Area of a Triangle: Teacher Guide
Note to WME developers: This page is meant to be part of the page admin to guide the teacher for each lesson. Students will not be able to view this page. This page here is a draft design of what the teacher guide may look like. It is put together by Paul with much input from anyone. Thus all ideas on how to re-organize this page and what content it should contain are desperately needed.
Purpose and Goals of This Lesson
In the previous lesson students explored and developed and understanding of finding the area of rectangles and parallelograms. In this lessons students will explore the relationship between parallelograms and triangles. Encourage students to create as many different 4 sided shapes out of the two triangles as they can. Have them discuss the relationship between the 4 sided shape composed of the 2 equal triangles and one individual triangle. This should be discussed in class and have each student describe in words and pictures this relationship.
Note to WME developers: Michael says that several lessons pages share the same "Purpose and Goals" info. That is easy to do. We just put a link here to point to the shared info. RIGHT?
Related Topics
Intro to area, area units, rectangle, parallelogram, angles, parallel lines.
Annotated Lesson Page
Note to WME developers: this part is the WME lesson repeated with redish-colored ANNOTATIONS to help the teacher teach this particular lesson. And this is based on Michael's comment that current textbook supplements actually provide comments alongside the text for teachers.
You already know how to find the area of a parallogram.
Now we will consider the area of a triangle.
The diagram on the right shows the base and height of a triangle. The height is the length of a perpenticular line from a vertex to the opposite side (the distance from the vertex to the side).
Take any triangle and an exact copy of it, put these two together, you will get a parallelogram of the same height and base. This is the key to finding the area of a triangle.
A triangle is shown in the following diagram. You can drag the points to change the triangle.
Teacher: Please encourage students to change the triangle to their hearts content.
In the above diagram,
Click "Copy the Triangle ABC" to make an exact copy of it.
Move and rotate the copy to join with the original tirangle to form one figure with four sides (a quadrilateral). Click the button "Join" to merge the two triangles into a quadrilateral.
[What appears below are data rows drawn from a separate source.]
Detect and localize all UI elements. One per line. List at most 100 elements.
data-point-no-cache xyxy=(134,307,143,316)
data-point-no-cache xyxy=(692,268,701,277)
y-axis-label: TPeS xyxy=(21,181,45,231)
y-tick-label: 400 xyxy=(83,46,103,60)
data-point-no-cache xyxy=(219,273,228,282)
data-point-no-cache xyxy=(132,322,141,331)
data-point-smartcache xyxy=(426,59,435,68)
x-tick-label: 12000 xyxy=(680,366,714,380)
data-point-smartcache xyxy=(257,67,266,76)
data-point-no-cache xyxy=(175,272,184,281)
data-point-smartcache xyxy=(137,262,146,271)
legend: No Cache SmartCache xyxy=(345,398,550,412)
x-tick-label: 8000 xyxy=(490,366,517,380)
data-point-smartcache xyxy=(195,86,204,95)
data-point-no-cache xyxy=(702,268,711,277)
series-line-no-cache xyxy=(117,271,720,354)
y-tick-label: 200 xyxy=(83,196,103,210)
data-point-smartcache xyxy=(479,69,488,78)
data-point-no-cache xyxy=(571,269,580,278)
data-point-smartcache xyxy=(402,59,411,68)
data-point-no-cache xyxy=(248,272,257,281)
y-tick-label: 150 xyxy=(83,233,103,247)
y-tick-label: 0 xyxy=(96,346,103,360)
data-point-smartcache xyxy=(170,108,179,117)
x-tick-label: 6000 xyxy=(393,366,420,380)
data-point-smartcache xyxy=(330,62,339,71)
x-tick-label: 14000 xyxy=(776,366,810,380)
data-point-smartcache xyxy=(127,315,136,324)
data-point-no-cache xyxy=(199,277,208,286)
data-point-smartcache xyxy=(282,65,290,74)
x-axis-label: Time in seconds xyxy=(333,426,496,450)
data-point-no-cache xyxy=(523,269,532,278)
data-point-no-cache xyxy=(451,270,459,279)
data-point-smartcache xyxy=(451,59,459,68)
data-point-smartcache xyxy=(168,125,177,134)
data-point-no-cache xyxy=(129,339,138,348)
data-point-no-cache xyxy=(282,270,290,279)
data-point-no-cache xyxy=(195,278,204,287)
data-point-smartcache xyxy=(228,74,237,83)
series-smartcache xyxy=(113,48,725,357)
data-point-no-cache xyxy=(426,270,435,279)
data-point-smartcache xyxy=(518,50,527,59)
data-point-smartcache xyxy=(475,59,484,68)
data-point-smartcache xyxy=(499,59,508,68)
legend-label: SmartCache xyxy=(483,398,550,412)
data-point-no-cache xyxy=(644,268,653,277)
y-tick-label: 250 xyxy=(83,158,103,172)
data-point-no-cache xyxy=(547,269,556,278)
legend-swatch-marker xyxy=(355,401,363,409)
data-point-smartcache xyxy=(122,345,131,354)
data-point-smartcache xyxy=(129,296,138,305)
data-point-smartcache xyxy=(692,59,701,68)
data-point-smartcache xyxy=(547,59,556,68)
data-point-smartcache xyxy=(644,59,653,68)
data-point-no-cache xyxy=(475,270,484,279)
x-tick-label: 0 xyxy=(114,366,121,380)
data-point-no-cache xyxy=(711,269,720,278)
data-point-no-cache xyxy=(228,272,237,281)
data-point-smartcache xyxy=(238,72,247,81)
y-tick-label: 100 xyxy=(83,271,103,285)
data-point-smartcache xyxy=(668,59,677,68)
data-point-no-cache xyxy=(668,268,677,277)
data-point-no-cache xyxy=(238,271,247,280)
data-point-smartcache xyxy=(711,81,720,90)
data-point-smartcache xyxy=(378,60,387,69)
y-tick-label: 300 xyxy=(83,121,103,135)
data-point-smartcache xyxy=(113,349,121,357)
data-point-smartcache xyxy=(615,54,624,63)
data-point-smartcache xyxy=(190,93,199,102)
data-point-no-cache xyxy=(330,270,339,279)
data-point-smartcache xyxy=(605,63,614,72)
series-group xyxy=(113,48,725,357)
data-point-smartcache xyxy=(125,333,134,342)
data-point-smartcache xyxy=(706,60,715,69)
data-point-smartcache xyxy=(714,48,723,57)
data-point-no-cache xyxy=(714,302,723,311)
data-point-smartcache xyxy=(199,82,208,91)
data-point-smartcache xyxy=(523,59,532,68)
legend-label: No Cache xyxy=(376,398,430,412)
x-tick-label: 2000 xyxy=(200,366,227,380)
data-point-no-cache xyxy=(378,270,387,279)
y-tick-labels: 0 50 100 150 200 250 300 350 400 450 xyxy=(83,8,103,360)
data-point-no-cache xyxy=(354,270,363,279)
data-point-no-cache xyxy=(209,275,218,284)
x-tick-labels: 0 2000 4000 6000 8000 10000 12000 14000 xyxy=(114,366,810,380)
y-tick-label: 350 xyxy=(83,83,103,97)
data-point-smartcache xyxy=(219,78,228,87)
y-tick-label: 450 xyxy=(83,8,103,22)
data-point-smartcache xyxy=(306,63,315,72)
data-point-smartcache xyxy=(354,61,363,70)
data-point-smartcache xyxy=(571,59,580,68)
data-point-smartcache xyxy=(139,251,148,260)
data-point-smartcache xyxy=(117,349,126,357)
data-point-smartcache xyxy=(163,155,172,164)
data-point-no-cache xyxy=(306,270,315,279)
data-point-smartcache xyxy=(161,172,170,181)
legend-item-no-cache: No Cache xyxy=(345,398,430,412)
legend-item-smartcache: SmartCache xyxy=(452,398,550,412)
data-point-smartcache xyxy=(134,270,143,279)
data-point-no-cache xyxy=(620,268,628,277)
There are two different ways to to form the quadrilateral with the same height h. Use the buttons "join" and "join the other way" to find out.
Teacher: Please note that there is a third way to join the two identical triangles which results in a shape that is not so helpful.
Explorations
Discuss with students the reasons why the quadrilateral always form a parallelogram.
The page contains another manipulative that uses the enclosing-rectangle approach to show the area of a triangle is 1/2 of base times height. You can reveal this alternative approach for students to experiment by click on this button.
Assessment
Here is a list of items to assess student comprehension of this lesson.
How do you know that the quadrilateral you formed have twice the area as the triangle ABC?
Is the quadrilateral you formed this way always a parallelogram? And why or why not?
Do you remember how to obtain the area of a rectangle? A parellelogram?